Dr. Risch does a great job explaining why the trials showing HCQ/zinc/azithromycin to be ineffective are flawed, and why it does actually work. I'm gonna trust the guy that has actually researched this far more than anyone at the CDC or FDA - and especially the Great Fauchino.
• Every one of the now 8 studies of high-risk outpatient hydroxychloroquine (HCQ) use has shown significant 2-fold or better risk reduction for hospitalization or mortality.
• The numerous systematic case-series studies have shown exceedingly good treatment benefit vs mortality. They have already saved thousands of lives.
• The “natural experiment” studies of population medication responses provide compelling evidence of temporal relations between medication use and mortality reduction.
• The RCT studies proclaimed supposedly as definitively showing no benefit of HCQ use in outpatients have all involved almost entirely low-risk subjects with virtually no hospitalization or mortality events and are uninformative and irrelevant for bearing upon these risks according to HCQ use in high-risk outpatients.

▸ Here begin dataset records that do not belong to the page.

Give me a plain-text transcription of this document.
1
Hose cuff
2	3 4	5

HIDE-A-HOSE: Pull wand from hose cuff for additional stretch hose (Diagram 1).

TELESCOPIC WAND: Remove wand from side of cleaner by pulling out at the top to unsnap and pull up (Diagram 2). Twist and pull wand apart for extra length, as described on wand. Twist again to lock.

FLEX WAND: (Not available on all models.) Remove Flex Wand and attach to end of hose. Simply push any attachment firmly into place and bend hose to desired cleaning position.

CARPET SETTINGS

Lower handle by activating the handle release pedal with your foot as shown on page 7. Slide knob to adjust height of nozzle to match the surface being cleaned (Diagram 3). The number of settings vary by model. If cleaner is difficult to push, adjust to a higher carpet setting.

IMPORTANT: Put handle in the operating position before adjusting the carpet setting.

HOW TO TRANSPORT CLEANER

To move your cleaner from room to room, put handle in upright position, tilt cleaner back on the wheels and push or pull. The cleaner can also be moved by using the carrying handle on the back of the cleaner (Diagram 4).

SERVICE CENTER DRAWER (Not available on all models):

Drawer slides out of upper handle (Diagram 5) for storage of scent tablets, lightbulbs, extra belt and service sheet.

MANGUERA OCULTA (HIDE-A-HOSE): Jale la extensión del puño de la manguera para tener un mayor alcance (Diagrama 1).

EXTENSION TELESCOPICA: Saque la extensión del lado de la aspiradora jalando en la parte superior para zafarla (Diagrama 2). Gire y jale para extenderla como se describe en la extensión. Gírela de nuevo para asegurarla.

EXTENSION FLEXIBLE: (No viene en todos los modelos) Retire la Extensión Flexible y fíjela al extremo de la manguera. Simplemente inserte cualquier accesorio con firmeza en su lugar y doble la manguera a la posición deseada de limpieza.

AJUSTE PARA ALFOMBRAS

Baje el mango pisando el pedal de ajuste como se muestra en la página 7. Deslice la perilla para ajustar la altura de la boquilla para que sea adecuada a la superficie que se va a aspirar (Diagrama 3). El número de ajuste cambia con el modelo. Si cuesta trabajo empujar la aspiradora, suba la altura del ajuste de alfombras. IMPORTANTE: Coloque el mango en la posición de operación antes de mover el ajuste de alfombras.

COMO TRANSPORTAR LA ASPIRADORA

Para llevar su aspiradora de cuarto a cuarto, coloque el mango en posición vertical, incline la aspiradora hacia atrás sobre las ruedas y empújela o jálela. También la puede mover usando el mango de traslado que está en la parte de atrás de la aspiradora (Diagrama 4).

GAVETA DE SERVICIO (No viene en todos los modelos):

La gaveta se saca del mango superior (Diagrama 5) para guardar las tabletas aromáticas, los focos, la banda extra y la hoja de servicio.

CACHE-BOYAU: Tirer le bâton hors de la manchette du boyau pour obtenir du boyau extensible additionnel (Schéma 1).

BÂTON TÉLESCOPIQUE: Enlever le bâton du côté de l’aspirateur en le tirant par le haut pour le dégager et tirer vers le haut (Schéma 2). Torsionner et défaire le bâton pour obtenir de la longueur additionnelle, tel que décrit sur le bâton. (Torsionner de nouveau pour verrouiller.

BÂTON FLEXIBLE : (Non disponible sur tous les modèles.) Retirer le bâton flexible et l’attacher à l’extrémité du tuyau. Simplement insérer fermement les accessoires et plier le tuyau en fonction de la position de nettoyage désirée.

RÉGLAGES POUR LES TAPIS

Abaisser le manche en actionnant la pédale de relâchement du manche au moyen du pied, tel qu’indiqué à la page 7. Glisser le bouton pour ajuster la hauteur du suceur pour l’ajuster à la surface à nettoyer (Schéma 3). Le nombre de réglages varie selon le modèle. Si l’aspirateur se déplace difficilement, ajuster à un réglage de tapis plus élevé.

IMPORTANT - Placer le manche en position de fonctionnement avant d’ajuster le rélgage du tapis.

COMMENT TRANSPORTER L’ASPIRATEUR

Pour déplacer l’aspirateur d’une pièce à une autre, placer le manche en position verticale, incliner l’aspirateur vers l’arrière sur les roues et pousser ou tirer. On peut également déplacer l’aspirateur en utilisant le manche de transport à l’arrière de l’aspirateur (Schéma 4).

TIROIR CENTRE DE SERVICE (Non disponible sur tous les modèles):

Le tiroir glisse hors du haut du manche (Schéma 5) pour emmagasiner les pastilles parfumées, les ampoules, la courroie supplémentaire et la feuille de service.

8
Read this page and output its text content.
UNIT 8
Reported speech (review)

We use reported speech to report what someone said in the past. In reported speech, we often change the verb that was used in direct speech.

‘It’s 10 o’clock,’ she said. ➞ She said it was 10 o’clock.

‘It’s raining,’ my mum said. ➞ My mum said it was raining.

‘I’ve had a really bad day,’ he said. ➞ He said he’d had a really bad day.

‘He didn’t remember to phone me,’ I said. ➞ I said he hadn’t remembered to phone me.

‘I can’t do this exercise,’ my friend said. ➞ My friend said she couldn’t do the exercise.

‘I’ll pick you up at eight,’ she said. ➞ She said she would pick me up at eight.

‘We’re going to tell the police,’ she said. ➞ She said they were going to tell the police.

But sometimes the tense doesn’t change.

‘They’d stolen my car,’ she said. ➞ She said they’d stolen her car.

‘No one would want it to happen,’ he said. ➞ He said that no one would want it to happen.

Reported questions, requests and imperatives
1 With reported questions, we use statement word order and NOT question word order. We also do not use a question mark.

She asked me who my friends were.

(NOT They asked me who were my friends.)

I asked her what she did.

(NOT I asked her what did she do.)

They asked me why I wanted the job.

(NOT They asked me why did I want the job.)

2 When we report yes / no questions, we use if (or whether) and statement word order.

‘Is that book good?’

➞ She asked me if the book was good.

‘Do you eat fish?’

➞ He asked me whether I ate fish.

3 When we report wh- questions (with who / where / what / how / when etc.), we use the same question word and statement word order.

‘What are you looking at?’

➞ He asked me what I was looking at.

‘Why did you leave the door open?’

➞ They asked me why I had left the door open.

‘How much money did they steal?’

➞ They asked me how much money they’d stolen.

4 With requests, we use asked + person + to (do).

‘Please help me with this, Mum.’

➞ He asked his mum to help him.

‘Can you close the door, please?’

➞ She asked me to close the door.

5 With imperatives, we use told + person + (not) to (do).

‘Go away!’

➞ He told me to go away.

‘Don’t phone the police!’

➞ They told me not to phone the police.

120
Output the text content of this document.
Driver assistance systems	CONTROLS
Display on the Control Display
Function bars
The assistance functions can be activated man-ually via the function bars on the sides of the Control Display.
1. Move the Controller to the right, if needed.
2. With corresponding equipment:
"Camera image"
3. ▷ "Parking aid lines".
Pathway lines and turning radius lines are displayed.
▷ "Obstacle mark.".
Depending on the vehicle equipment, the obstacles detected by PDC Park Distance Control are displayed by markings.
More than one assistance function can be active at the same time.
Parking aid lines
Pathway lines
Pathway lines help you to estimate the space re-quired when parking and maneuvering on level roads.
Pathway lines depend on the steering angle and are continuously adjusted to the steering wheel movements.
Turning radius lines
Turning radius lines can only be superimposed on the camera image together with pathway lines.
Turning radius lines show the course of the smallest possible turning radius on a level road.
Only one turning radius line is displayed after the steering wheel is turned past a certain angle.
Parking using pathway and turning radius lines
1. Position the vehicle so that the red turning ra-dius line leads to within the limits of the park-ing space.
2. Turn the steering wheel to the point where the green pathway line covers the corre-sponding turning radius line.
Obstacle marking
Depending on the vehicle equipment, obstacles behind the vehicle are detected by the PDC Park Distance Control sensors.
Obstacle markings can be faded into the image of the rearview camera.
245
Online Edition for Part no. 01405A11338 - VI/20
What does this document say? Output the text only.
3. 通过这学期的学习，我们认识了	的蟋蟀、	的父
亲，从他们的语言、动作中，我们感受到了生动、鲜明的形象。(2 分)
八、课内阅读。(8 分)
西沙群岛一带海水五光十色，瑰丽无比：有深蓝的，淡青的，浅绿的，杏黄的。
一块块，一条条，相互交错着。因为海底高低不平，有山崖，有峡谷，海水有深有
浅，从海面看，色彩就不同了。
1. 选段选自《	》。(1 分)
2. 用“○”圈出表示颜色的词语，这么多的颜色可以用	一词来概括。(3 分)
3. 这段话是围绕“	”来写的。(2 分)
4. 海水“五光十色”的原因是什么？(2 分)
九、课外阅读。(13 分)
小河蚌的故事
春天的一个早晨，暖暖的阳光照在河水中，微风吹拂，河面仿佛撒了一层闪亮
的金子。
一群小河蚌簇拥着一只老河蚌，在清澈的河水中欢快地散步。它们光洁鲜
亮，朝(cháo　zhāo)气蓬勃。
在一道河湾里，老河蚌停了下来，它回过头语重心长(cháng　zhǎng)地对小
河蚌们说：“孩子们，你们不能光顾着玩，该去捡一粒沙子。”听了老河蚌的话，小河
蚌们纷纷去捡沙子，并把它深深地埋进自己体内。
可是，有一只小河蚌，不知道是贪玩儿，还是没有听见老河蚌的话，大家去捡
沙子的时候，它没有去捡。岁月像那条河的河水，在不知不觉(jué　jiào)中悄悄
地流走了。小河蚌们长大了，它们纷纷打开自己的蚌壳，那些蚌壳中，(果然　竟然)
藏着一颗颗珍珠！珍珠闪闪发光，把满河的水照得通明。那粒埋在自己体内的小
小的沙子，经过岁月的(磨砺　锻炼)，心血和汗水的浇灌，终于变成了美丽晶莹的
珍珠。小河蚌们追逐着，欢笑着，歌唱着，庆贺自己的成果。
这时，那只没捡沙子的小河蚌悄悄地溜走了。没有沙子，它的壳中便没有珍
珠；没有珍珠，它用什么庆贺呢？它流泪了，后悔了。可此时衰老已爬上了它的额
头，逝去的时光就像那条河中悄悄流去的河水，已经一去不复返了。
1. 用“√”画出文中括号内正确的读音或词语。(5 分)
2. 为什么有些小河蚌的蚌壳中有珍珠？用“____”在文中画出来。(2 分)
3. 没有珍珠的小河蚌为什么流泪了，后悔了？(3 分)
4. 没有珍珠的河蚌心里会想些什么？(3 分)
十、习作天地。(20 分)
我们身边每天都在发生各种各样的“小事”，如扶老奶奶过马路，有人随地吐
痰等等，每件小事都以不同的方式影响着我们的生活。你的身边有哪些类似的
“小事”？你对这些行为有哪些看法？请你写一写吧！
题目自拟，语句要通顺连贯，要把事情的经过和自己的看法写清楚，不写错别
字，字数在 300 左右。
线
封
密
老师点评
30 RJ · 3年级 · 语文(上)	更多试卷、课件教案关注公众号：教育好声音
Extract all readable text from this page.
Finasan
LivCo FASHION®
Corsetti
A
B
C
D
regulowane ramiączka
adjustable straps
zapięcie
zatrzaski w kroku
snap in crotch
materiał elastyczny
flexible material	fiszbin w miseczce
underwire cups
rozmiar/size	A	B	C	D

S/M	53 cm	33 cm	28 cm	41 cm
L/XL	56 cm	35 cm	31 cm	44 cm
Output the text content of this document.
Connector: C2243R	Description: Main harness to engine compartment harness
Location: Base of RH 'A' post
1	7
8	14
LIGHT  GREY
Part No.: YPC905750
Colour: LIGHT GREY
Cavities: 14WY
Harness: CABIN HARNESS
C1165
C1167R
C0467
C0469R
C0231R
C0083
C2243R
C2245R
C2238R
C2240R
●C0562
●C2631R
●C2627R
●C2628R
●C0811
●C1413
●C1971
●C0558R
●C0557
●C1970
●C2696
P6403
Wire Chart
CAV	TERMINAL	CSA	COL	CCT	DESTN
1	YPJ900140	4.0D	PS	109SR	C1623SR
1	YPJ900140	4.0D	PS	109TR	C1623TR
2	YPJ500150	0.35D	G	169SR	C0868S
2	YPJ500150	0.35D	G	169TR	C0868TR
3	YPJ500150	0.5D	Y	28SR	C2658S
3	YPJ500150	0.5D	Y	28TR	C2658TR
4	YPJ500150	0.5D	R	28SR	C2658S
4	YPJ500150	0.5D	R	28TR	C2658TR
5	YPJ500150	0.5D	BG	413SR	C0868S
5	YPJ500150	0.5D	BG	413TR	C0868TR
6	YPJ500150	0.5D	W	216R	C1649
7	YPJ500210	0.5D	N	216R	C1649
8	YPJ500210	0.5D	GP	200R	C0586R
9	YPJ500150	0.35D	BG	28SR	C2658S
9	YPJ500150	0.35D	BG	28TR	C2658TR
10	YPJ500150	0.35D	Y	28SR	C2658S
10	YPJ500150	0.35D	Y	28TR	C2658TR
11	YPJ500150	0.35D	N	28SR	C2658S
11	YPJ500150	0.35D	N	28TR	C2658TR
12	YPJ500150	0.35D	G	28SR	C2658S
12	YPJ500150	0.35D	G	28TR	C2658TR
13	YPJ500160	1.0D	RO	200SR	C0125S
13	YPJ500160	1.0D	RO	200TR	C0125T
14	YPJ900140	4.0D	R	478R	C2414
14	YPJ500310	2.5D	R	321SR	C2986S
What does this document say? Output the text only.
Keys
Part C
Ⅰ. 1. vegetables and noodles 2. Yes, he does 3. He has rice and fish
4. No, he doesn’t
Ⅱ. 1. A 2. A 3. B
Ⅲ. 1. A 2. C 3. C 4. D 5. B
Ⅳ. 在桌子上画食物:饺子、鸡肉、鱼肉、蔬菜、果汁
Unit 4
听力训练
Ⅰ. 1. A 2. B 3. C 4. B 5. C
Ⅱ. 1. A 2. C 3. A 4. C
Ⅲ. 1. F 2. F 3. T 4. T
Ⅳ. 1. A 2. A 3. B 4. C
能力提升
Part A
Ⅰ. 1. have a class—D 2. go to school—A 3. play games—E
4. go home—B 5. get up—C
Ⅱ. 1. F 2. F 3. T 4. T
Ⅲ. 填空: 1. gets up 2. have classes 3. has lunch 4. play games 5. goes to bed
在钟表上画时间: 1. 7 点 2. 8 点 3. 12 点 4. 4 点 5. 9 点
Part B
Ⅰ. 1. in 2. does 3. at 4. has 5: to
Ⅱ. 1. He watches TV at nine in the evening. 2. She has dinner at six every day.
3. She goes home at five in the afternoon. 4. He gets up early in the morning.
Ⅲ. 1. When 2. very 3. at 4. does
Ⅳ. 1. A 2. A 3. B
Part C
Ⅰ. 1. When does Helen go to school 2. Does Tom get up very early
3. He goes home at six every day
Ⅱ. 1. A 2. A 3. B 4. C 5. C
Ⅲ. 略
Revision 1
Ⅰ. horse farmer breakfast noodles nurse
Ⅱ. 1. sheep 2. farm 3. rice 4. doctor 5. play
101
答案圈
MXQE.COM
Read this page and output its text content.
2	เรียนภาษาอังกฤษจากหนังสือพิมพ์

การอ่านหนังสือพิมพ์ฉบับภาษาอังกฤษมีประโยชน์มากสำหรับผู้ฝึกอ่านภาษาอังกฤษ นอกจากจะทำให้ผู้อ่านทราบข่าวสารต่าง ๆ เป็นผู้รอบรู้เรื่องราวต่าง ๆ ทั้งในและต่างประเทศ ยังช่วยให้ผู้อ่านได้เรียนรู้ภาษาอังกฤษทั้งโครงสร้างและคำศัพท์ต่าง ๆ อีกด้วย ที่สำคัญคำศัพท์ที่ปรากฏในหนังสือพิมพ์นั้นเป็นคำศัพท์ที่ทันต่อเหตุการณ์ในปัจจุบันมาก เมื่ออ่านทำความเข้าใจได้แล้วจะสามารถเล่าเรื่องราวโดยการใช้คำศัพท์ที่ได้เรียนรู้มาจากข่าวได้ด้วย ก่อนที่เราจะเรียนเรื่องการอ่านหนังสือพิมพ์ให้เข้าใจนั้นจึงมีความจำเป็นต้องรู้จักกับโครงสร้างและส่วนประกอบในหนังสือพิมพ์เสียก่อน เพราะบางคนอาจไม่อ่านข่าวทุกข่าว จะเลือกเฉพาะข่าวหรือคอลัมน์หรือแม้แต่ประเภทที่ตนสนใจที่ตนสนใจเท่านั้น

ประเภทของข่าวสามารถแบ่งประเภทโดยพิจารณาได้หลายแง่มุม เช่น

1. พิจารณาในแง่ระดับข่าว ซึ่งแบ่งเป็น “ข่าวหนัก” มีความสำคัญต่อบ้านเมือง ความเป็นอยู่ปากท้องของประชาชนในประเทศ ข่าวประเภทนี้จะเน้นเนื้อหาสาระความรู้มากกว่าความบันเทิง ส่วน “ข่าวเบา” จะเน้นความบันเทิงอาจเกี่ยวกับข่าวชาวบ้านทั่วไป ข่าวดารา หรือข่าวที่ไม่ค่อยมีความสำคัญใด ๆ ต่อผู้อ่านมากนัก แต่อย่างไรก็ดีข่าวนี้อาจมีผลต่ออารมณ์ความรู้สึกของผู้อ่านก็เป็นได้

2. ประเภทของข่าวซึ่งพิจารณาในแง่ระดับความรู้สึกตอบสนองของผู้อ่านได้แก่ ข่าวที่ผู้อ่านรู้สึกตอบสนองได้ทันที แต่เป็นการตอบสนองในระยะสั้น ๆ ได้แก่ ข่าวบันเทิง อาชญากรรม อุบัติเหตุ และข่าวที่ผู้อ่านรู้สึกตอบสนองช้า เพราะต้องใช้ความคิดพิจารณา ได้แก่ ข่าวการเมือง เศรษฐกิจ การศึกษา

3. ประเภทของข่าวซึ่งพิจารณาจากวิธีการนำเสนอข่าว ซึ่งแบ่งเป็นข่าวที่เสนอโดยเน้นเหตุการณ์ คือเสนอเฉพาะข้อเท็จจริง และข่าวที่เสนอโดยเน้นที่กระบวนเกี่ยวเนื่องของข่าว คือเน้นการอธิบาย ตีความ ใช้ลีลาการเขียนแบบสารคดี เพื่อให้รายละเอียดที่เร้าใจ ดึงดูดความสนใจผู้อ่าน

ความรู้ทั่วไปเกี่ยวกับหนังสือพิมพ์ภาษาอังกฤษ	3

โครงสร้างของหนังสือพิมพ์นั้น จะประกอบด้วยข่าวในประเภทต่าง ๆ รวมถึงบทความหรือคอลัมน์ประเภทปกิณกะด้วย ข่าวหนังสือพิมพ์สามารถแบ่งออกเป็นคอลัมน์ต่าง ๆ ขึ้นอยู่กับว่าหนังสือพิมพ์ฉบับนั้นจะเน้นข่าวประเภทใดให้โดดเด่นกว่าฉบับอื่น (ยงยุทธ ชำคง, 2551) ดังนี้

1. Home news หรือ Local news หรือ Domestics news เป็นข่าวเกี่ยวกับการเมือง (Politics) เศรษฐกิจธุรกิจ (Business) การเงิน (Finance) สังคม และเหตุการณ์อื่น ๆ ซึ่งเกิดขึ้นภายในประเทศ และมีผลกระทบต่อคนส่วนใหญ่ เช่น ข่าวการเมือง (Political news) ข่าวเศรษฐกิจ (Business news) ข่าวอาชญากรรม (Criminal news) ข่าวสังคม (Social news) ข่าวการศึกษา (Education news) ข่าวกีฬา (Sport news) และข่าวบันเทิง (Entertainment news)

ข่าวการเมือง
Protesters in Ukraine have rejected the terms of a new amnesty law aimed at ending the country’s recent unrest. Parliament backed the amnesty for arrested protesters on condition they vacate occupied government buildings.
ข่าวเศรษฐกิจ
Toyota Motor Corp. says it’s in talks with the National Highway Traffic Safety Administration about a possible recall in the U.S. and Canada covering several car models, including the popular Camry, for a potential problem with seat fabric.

• Dr. Lawrence Kacmar, in Aurora IL, has treated 68 high-risk outpatients with HCQ+azithromycin and observed zero deaths (Risch, 2020a). Dr. Brian Procter, in McKinney, TX, has treated 50 high-risk outpatients with HCQ+ azithromycin+zinc sulfate+losartan+aspirin and observed zero deaths in his first series, and another 143 with one death in his second series (Risch, 2020a; Procter B, McKinney Family Medicine, McKinney TX, personal communication, 2020). Dr. Steven Crawford, in a Festus, MO nursing home, has treated 52 high-risk outpatients with HCQ+rehydration and observed zero deaths (Risch, 2020a). Dr. Brian Tyson, in El Centro CA, has treated 450 high-risk outpatients with HCQ+azithromycin and observed zero deaths (Risch, 2020a; Tyson B, personal communication, 2020). In total, these physicians have reported in the literature or to me, treatment of 1,568
high-risk outpatients with HCQ+azithromycin etc. and observed among them 3 COVID-19-related deaths, for mortality of 0.19%. This low mortality can only be described as stupendous and a tribute to the clinical engagement of these physicians, and completely distinguishable from the CT 12.8% mortality or similar risks of untreated high-risk outpatients in other US states.
• It is readily apparent that every one of the studies of high-risk outpatient HCQ use have shown 2-fold or better risk reduction for hospitalization or mortality, and that the numerous systematic case-series studies have shown exceedingly good treatment benefit vs mortality. The “natural experiment” studies of population responses provide compelling evidence of temporal relations between medication use and mortality. The RCT studies proclaimed as definitively showing no benefit of HCQ use in outpatients have all involved almost entirely lowrisk subjects with virtually no information about risks of hospitalization and mortality and are irrelevant for bearing upon HCQ use in high-risk patients.